In Russia, people often seek out cheaper, bootleg options to store-bought vodka. (file photos)
In Russia, people often seek out cheaper, bootleg options to store-bought vodka. (file photos)

Russian officials said the number of people who have died after drinking bootleg alcohol had jumped to 29, as investigators detained more people in the southern region of Orenburg.

A local government official told the Orenday news outlet that 28 people were hospitalized with at least 13 of them in serious condition.

Police in Orenburg are currently carrying out a mass inspection of stores in search of counterfeit alcohol.

Local news reports said at least six people had been detained since the first reports of the people falling ill on October 7.

Those detained include one man who was arrested for allegedly distilling the booze at his house, and three others for distributing the alcohol in local shops.

Poisonings involving homemade, bootleg alcohol occur regularly in Russia as people seek out cheaper options to store-bought vodka.

Like many countries around the world, Russia is currently experiencing a sharp rise in food prices. Russian inflation exceeded 7 percent in September, a five-year high.

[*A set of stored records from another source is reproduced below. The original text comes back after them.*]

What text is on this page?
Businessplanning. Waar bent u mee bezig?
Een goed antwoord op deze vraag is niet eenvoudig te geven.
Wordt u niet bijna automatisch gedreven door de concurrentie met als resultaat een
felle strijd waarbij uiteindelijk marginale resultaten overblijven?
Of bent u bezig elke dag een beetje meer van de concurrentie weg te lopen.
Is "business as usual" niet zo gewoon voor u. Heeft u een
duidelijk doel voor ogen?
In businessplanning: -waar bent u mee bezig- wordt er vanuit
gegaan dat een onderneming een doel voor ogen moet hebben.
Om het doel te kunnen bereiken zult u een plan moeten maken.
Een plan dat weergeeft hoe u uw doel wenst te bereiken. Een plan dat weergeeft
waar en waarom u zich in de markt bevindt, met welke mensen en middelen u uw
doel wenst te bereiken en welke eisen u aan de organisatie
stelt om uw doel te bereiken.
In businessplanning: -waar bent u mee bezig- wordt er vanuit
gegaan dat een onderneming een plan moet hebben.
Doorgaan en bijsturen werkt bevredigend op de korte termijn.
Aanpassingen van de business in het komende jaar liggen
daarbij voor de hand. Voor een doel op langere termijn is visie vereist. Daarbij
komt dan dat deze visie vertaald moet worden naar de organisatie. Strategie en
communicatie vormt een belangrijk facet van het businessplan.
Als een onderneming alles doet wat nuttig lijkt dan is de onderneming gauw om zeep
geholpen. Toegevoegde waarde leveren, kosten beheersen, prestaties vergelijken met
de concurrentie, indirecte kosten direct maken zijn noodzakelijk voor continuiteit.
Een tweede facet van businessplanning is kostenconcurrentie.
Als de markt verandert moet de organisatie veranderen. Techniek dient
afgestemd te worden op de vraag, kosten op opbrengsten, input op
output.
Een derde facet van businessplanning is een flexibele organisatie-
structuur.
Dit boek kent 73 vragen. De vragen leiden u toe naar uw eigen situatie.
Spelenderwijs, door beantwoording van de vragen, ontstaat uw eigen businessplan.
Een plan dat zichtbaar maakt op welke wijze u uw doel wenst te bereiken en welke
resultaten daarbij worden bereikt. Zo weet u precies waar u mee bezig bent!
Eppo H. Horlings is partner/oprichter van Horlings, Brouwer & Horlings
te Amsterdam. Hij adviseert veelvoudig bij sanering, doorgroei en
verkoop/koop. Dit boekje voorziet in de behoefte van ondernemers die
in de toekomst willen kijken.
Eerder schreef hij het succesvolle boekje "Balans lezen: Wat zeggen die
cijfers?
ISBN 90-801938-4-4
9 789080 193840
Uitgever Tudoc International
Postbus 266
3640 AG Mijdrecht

In December 2016, 78 people died in and around the Siberian city of Irkutsk after drinking a scented herbal bath lotion that contained methanol -- a toxic type of industrial alcohol.

Methanol poisoning symptoms -- including headache, vomiting, abdominal pain, and vertigo -- take a while to surface. Most victims seek medical care after a significant delay, which contributes to the high level of morbidity and mortality, experts say.